L1 penalty in action
To see how the L1 penalty works, we can use a simulated linear regression problem. The code for the rest of this chapter is in Chapter3/overfitting.R. We simulate the data, using a correlated set of predictors:
set.seed(1234)
X <- mvrnorm(n = 200, mu = c(0, 0, 0, 0, 0),
Sigma = matrix(c(
1, .9999, .99, .99, .10,
.9999, 1, .99, .99, .10,
.99, .99, 1, .99, .10,
.99, .99, .99, 1, .10,
.10, .10, .10, .10, 1
), ncol = 5))
y <- rnorm(200, 3 + X %*% matrix(c(1, 1, 1, 1, 0)), .5)
Next, we can fit an OLS regression model to the first 100 cases, and then use lasso.

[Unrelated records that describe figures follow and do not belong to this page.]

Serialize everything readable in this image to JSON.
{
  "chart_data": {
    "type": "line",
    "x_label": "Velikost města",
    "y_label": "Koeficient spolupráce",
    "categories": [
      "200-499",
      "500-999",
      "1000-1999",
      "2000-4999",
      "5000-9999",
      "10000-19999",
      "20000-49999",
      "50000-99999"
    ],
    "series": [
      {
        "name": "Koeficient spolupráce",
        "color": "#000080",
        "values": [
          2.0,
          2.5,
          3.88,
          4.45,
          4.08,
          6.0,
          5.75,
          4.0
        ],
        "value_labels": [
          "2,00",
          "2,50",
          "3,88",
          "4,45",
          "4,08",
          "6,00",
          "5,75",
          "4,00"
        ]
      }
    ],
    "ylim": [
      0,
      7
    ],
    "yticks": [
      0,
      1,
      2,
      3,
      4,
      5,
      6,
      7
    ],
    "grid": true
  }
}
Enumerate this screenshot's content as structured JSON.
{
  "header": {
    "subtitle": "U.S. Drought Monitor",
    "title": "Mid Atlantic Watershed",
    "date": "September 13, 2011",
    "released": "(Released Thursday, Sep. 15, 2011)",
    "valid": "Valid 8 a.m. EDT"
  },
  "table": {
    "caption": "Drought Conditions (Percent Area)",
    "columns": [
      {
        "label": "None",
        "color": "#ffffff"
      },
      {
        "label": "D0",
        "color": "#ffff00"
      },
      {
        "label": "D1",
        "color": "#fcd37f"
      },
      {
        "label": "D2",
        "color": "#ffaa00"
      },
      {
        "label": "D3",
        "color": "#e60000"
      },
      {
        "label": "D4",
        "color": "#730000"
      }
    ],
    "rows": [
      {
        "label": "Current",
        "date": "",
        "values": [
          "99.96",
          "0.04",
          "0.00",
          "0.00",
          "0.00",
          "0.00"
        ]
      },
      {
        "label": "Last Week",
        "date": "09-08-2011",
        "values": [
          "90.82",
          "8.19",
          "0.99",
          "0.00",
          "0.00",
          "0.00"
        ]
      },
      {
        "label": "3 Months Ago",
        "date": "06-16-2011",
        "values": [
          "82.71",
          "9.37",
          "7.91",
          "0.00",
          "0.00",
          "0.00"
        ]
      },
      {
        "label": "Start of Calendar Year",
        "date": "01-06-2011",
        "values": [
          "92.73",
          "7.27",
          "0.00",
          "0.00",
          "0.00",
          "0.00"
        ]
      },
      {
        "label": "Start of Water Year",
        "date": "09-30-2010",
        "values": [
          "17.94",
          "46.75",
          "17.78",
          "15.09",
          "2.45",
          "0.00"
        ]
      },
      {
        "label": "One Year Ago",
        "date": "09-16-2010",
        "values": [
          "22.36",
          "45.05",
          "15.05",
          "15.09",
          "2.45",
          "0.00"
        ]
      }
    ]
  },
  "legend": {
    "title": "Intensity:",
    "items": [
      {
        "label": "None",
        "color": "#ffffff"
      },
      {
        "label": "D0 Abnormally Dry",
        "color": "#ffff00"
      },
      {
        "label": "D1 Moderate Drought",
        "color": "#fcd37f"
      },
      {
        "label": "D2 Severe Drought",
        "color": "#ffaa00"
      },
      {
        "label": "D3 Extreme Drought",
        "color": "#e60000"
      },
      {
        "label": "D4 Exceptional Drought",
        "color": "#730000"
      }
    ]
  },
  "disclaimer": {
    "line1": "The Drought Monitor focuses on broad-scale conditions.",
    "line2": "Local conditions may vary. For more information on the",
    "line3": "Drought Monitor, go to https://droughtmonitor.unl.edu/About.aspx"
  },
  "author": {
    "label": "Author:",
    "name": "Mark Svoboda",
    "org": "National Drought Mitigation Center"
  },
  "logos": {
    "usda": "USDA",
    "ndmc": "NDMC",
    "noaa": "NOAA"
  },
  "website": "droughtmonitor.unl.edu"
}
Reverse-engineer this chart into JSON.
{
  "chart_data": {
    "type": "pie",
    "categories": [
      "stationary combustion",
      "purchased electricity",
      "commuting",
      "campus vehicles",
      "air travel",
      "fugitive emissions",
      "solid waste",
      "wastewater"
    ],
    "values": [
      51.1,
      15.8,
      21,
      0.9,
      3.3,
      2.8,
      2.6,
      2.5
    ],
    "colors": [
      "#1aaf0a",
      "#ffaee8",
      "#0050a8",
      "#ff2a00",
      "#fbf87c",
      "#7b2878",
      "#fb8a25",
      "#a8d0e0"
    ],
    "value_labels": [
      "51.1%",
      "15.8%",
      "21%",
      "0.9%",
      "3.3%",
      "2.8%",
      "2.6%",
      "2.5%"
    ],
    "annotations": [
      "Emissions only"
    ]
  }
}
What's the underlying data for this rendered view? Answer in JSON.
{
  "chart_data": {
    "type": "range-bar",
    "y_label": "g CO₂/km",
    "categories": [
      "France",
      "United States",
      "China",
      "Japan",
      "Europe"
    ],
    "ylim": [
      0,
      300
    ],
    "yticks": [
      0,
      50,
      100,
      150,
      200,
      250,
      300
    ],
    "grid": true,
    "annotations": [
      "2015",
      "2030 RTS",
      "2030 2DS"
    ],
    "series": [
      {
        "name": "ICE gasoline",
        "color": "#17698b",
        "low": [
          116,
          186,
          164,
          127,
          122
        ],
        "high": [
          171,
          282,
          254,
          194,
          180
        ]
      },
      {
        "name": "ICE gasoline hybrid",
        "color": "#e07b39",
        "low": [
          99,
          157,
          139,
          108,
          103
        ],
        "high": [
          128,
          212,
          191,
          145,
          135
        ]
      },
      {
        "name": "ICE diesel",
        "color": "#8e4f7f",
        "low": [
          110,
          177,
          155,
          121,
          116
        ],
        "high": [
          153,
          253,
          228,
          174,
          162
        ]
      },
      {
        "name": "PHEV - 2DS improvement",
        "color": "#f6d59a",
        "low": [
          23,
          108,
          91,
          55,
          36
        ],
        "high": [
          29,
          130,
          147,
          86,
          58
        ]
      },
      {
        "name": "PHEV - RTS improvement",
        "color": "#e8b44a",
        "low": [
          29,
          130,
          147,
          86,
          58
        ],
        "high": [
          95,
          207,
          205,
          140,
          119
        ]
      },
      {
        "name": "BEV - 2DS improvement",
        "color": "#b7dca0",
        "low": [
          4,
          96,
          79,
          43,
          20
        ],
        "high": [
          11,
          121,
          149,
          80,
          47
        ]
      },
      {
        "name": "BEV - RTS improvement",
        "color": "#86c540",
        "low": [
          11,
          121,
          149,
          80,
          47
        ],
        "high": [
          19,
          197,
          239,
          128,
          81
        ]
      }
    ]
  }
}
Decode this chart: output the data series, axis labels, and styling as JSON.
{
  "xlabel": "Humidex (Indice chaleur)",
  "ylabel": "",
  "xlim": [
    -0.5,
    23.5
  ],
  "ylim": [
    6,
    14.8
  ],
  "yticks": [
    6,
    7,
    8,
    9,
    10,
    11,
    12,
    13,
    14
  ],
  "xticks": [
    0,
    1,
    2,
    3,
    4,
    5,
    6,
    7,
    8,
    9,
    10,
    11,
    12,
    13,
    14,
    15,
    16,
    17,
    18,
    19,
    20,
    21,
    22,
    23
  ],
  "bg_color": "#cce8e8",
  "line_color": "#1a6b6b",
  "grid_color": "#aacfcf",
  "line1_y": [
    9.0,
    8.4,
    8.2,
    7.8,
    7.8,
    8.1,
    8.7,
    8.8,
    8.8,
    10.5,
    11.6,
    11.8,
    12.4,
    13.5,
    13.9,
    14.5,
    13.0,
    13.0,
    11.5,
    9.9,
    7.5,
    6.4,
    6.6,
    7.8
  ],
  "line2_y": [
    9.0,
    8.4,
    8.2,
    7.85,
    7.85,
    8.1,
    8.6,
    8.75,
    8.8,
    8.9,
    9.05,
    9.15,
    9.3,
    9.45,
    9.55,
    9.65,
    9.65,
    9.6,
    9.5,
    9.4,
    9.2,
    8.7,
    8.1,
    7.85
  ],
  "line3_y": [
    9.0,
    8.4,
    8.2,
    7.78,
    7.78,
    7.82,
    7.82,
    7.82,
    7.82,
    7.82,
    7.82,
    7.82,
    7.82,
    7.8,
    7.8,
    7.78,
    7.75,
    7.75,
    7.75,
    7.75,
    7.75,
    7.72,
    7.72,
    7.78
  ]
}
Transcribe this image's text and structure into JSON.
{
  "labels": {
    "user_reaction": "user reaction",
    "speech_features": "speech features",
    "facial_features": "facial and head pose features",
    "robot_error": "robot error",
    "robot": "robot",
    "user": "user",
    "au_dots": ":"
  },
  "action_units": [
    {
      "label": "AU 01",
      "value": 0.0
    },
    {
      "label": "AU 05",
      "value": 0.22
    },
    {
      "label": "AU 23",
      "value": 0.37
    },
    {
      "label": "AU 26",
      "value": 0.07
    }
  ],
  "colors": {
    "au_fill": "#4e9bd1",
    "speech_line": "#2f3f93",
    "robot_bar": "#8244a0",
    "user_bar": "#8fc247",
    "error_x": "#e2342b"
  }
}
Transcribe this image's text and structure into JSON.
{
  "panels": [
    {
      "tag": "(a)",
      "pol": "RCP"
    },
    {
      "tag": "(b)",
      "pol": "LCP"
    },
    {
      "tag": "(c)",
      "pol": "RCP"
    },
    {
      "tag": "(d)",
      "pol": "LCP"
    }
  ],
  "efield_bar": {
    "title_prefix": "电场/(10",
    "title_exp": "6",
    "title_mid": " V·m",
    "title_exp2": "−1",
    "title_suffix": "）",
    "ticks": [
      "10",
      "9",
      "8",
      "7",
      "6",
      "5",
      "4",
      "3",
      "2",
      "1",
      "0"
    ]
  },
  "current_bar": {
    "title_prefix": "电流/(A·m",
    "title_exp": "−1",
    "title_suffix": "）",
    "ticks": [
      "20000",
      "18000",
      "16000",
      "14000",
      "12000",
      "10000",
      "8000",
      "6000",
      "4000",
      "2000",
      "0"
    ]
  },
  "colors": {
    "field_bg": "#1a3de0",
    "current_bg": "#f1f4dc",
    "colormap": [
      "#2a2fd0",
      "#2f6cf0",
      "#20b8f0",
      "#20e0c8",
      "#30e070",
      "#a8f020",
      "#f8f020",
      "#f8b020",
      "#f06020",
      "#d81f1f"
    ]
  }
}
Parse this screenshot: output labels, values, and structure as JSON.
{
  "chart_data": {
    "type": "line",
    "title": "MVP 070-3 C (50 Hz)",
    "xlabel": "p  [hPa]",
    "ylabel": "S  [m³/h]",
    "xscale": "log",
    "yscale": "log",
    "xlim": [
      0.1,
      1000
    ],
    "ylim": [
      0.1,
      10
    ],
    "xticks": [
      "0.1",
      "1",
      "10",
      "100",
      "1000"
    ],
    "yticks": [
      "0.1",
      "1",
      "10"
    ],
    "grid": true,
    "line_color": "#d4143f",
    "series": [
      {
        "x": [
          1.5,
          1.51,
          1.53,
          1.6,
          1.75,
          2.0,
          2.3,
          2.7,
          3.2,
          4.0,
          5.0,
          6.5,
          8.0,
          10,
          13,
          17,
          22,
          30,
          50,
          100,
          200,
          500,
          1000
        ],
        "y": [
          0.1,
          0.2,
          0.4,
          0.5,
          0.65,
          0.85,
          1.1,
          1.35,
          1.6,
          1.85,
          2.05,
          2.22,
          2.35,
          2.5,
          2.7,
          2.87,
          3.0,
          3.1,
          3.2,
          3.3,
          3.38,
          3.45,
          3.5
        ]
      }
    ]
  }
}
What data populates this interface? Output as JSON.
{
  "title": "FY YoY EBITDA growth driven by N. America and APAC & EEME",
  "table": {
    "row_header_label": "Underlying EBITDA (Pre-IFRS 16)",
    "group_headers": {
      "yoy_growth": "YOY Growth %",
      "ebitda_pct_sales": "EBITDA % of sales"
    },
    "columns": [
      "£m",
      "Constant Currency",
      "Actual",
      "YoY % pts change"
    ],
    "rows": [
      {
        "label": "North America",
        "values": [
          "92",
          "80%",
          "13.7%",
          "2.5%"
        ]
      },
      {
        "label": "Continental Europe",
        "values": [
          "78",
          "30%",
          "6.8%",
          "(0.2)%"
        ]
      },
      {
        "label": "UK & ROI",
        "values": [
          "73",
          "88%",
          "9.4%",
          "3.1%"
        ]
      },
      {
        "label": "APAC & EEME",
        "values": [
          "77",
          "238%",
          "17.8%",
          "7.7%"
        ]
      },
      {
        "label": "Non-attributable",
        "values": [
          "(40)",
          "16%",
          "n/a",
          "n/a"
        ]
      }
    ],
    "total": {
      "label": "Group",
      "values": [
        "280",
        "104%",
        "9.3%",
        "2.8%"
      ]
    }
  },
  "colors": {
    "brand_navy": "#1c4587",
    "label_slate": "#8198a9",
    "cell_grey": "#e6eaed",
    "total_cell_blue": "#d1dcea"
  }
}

To use lasso, we use the glmnet() function from the glmnet package. This function can actually fit the L1 or the L2 (discussed in the next section) penalties, and which one occurs is determined by the argument, alpha. When alpha = 1, it is the L1 penalty (that is, lasso), and when alpha = 0, it is the L2 penalty (that is, ridge regression). Further, because we don't know which value of lambda we should pick, we can evaluate a range of options and tune this hyper-parameter automatically using cross-validation, which is the cv.glmnet() function. We can then plot the lasso object to see the mean squared error for a variety of lambda values to allow us to select the correct level of regularization:
m.ols <- lm(y[1:100] ~ X[1:100, ])
m.lasso.cv <- cv.glmnet(X[1:100, ], y[1:100], alpha = 1)
plot(m.lasso.cv)
One thing that we can see from the graph is that, when the penalty gets too high, the cross-validated model increases. Indeed, lasso seems to do well with very low lambda values, perhaps indicating lasso does not help improve out-of-sample performance/generalizability much for this dataset. For the sake of this example, we will continue but in actual use, this might give us pause to consider whether lasso was really helping. Finally, we can compare the coefficients with those from lasso:
cbind(OLS = coef(m.ols),Lasso = coef(m.lasso.cv)[,1])
OLS Lasso
(Intercept) 2.958 2.99
X[1:100, ]1 -0.082 1.41
X[1:100, ]2 2.239 0.71
X[1:100, ]3 0.602 0.51
X[1:100, ]4 1.235 1.17
X[1:100, ]5 -0.041 0.00
Notice that the OLS coefficients are noisier and also that, in lasso, predictor 5 is penalized to 0. Recall from the simulated data that the true coefficients are 3, 1, 1, 1, 1, and 0. The OLS estimates have much too low a value for the first predictor and much too high a value for the second, whereas lasso has more accurate values for each. This demonstrates that lasso regression generalizes better than OLS regression for this dataset.